The recent outbreak of polio in Yemen has prompted the Bahraini Ministry of Health to start a special immunization campaign, reports the Bahraini daily Bahrain Tribune.

The campaign for all children under the age of five began on Saturday and will continue until July 29, said Head of the Disease Control Section at the Public Health Directorate of the Ministry of Health, Dr. Muna Al-Mousawi. The second dose will be administered between July 23 and 27, on those who have taken the first. Al-Mousawi added they would also identify all children under 15 years of age who were either Yemenites or had returned from a visit to that country. “We have received a directive from the World Health Organization that we should take immediate precautions,” said Al-Mousawi.

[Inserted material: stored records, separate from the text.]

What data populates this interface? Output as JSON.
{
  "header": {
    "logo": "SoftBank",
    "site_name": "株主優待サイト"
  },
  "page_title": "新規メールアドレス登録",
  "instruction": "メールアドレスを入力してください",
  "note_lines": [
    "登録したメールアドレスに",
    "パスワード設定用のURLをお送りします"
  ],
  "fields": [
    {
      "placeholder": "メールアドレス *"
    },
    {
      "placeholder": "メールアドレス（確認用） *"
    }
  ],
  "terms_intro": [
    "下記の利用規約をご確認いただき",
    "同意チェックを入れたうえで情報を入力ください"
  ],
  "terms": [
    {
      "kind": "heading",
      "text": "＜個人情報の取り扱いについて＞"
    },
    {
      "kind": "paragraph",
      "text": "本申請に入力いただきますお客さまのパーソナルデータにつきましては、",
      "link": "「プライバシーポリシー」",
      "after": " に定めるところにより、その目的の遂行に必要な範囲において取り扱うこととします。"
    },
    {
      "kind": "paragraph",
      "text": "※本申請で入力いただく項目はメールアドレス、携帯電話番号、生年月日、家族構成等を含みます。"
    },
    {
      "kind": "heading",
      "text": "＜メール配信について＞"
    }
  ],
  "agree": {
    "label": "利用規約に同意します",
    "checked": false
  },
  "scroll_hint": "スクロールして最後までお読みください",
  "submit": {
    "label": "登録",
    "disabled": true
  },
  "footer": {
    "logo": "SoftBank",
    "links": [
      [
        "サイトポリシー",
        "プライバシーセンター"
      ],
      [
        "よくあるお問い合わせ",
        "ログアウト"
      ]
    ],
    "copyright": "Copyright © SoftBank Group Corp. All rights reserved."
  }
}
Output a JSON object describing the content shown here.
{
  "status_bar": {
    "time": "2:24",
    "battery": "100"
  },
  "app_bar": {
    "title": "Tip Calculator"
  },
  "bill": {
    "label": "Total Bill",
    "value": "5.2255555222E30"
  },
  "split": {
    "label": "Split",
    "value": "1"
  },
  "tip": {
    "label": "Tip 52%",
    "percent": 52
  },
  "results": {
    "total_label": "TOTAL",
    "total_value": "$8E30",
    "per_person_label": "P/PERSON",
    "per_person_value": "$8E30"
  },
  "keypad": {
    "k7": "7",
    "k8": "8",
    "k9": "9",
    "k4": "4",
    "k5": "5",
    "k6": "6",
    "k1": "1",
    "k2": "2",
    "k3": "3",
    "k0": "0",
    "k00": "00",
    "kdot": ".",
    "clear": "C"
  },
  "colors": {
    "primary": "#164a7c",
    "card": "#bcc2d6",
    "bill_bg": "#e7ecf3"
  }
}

Bahrain’s preemptive steps are taken for fear of a polio plague such as the one which has spread in Yemen. Yemen, reports the Bahrain Tribune, is the most recent of 15 polio-free countries that have reported cases since the epidemic began in late 2003. “Six countries in Africa remain polio-endemic, and polio transmission has been re-established in another six. Concern is high that the outbreak in Yemen might lead to re-infection in more countries in the polio-free Horn of Africa and the Middle East,” warned Dr. Al-Mousawi.

The Assistant Undersecretary for Training and Planning in the Ministry of Health, Dr. Fawzi Amin, said he had communicated with the Secretary General of the Gulf Cooperation Countries (GCC) Ministers of Health and offered assistance. “There has been no response,” he said. “We are ready to send a high-level team to Yemen to assist in a genetic investigation being conducted by the World Health Organization. We can also help conduct an immunization campaign.”

Dr. Amin said the ministry had first communicated to the Yemeni Ministry of Health in the beginning of May that it was willing to help. “Since then, more cases have been reported in Yemen and more manpower is needed to combat polio spread.”

“We have taken cognizance of the threat since cases could travel across Saudi Arabia, to Bahrain, in the long term,” says Dr. Amin.